Alerting
Alert when issues occur
Last updated
Alert when issues occur
Last updated
This page describes StackState version 4.1.
The StackState 4.1 version range is End of Life (EOL) and no longer supported. We encourage customers still running the 4.1 version range to upgrade to a more recent release.
When something goes wrong within your IT environment StackState can alert you or your team mates with a message in the form of an email, private message, mobile ping or incident report. Additionally, StackState can trigger automation to take corrective measures. This guide will help you set this up.
Before configuring StackState to send out alerts it is helpful to have a general understanding of how an alert is triggered.
All telemetry in StackState flows through either metric or event streams that are part of to the components in the topology. Checks determine the health state of these components based on their telemetry streams. All health states, like the check health state, component health state and view health state are based on the health states determined by checks. All state changes generate events. The different types of events can trigger event handlers that can send out an alert or trigger some type of automation.

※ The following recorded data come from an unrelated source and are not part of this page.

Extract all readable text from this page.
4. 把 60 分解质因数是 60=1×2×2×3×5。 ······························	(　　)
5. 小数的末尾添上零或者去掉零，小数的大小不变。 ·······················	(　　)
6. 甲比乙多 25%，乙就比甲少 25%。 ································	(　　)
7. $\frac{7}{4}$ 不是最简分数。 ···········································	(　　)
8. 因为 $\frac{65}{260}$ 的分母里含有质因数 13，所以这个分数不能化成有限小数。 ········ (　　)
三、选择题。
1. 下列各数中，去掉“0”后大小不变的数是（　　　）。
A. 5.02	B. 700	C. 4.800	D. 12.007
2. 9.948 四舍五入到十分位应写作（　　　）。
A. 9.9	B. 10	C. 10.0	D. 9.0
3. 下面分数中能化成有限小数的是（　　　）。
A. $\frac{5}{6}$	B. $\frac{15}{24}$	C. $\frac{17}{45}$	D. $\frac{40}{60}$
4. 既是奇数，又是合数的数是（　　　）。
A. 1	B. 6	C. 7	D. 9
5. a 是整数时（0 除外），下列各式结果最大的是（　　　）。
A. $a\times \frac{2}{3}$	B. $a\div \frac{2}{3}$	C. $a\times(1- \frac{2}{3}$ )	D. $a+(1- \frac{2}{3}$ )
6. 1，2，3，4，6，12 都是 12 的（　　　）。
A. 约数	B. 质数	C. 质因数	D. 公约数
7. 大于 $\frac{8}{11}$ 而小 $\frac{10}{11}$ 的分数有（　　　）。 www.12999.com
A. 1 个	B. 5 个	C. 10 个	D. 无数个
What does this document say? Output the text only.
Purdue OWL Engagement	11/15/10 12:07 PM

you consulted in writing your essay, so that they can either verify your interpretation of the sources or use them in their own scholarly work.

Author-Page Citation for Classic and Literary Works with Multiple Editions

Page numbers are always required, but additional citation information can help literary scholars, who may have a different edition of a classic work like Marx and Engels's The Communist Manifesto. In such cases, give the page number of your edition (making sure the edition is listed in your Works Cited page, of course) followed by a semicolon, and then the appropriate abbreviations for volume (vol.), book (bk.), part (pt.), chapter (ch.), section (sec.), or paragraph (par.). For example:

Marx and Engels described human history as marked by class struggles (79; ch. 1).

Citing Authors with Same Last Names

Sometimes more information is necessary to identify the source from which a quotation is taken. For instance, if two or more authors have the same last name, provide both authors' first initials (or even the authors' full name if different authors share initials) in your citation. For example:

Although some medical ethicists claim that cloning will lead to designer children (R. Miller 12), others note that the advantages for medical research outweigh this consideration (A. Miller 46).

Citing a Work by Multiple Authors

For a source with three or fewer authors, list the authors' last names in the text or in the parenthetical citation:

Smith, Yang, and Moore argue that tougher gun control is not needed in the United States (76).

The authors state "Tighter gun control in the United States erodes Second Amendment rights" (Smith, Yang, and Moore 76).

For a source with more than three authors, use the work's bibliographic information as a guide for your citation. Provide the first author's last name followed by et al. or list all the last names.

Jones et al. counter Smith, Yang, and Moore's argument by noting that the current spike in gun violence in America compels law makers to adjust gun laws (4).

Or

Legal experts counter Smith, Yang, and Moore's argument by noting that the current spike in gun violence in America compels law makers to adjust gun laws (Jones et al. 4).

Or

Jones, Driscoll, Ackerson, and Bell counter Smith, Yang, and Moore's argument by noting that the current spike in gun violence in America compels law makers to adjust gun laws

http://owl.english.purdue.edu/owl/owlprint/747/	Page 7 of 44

The entire flow of events that lead to an alert follow this path:
A check changes health state (e.g. becomes critical
).
This causes the component to change state for which an event is shown in the event stream pane (in a view click on the bell icon on the far right).
The health state propagates to other components that causes their propagated health state to change based on the propagation function of each component. This triggers an event for all affected components. These events are not visible in the event stream, but can be used for alerting.
A view that contains these components can also change health state based on these changes. This triggers a view state change
event to be created. These events are not shown in the event stream.
Events that are triggered by components contained in a view or by the view changing state itself can trigger event handlers.
Event handlers are configured on views and can send alerts or trigger some kind of automation.
Health checks generate events that can be alerted on. To create a health check:
Select a component or relation in the topology. Health checks require telemetry streams.
Optionally, if there are no telemetry streams available on the component or relation then you can create one.
Under the health section click on the add
plus button. An add check
dialog appears.
In the add check
dialog provide a name for the health check.
Optionally, you can provide a description and remediation hint. The description can be used to explain the check in greater detail. The remediation hint is automatically displayed on the component or relation when this check goes to a non clear state (e.g. critical
or deviating
).
Select a check function. Check functions are scripts that take streaming telemetry as an input, check the data based on its logic and on the supplied arguments and outputs a health state. Some may check a metric stream for a threshold, some for spikes, others will a text contained in the event, etc. Each check function requires different arguments. If you want to know what a check function does exactly or want to create your own check function then you can find a full listing of all check functions under the settings / check functions
page.
Each check function has different arguments that need to be supplied. These arguments determine the behavior of the check.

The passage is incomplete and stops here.